In the book, you talk about the Algorithmic Bill of Rights. Can you take me through that?
Hosanagar: So the Algorithmic Bill of Rights is essentially what I say are certain rights that consumers can and should expect. A few pillars of those rights are around transparency and control. So with regard to transparency, sometimes we don't even know that an algorithm is making decisions behind the scenes, without letting us know that the decision was automated. We should, as consumers, expect transparency with regard to what data we'll use for those decisions, explanations regarding what are the biggest or most important factors behind the decisions. And when people have concerns about privacy, again, it helps.
And in terms of control, I think it's also this idea that sometimes, the goal of product designers is to automate so much that consumers can be very passive, or users can be very passive when they use technology, they don't have to think much. But I think actually, you should account for a way for a human to play a role, and you should keep a human in the loop. And so control is another pillar of my Bill of Rights.
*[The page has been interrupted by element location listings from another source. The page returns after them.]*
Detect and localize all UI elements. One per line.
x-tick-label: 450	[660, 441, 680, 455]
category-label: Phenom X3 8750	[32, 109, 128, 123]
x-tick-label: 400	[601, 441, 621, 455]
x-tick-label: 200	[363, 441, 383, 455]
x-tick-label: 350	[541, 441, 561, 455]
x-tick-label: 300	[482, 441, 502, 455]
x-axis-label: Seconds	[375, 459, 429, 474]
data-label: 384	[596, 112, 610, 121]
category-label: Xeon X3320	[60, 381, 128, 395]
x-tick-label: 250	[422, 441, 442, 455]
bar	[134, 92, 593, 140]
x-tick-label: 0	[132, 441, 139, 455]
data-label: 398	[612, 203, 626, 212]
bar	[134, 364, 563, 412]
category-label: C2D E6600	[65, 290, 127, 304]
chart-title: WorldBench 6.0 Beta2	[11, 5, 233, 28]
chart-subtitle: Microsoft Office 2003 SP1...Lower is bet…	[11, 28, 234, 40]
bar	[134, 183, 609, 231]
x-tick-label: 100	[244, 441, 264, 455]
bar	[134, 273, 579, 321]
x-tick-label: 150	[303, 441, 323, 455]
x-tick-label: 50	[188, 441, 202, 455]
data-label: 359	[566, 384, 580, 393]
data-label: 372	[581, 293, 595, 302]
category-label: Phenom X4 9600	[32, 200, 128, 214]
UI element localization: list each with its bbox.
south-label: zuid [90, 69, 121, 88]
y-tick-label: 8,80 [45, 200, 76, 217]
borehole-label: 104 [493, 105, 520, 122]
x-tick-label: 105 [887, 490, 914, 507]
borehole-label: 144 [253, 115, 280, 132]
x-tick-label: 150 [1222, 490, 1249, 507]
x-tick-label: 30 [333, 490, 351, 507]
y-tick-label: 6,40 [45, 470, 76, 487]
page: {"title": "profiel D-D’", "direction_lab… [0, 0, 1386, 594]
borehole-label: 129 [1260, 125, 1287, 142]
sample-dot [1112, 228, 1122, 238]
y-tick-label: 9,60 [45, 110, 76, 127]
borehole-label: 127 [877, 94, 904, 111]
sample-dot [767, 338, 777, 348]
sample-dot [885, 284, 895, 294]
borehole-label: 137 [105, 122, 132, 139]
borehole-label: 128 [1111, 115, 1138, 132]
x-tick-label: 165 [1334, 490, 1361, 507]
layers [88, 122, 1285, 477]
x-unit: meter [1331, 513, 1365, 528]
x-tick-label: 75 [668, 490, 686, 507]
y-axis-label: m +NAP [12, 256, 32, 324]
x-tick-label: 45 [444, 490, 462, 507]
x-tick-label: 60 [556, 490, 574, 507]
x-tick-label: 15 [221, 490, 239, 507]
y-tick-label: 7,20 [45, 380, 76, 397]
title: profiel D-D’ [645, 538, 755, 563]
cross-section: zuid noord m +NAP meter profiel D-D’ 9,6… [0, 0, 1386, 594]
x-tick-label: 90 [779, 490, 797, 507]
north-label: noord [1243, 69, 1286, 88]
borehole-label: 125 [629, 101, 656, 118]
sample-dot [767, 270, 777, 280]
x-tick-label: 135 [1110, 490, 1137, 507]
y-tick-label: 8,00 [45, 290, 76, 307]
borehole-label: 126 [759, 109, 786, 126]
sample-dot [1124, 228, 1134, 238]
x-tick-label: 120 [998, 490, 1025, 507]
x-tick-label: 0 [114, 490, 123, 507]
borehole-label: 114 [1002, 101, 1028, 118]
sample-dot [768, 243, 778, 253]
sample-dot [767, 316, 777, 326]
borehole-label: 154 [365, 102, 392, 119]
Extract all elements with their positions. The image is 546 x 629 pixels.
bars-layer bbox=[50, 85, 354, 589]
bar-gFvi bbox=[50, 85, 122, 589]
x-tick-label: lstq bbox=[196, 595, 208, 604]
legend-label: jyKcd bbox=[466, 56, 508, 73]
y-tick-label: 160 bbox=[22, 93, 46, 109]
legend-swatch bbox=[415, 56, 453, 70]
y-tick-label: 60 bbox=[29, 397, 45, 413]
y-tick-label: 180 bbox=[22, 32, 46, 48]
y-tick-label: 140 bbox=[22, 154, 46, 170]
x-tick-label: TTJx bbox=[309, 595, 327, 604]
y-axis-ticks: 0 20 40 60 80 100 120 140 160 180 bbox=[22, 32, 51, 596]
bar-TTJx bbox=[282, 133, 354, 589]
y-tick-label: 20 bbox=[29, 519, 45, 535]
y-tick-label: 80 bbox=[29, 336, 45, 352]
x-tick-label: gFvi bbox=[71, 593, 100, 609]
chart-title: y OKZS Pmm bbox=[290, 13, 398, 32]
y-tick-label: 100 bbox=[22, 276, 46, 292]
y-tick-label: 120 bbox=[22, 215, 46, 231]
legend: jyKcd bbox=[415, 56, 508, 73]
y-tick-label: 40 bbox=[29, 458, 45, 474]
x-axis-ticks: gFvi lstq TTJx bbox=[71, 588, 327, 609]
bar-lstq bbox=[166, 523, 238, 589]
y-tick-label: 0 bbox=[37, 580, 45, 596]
A simple example of that would be two years back, you know, when the fake news issue was happening on Facebook, people were seeing false news in their news feed, [and] some people realized that, but there was nothing they could do to alert Facebook. Today, two years later, with just two clicks, consumers can alert Facebook and say this content is offensive, or this content is fake, and then human moderators at Facebook can take action. And that's one example of how keeping a human in the loop, having users have some control over how to make decisions for them is helpful.
Do you feel this Bill of Rights should be something that is formalized and tech companies all sign on to a specific document pledging to do certain things, or is it just about general principles that you'd like to see people operate under?
Hosanagar: I would like to see it formalized. I would like to see, ideally, the large tech companies kind of adopt something like this and say, "Okay, we're going to follow these approaches, and we'll audit it, and we will release audit reports," as a way to win back consumer trust. An extremely formal, or formalized approach is regulation. And you could even imagine an algorithmic safety board that is actually providing oversight of companies and looking into these kinds of things. That's another way it could be done. One concern with regulation is it's easy for regulation to also go overboard, so we've got to be careful of that. But I think a good start is for companies to kind of step up and say, "Okay, here are some actions we're going to take on our own."
In the course of doing the research for this book, did you come away feeling more optimistic or concerned about the future? In what direction do you see AI going?
Hosanagar: I'm actually optimistic. My overall take is that these problems are very much solvable as long as we recognize them and tackle them head-on. So, like I was saying, there's a lot of fear mongering, and my hope is that I'm saying, "Look, if we all take action, then this is very solvable." I'm also working with companies and trying to encourage them to adopt certain practices like auditing and informing consumers and helping them kind of take more ownership here. So my overall take is optimistic. But it's not a guarantee that we'll solve it.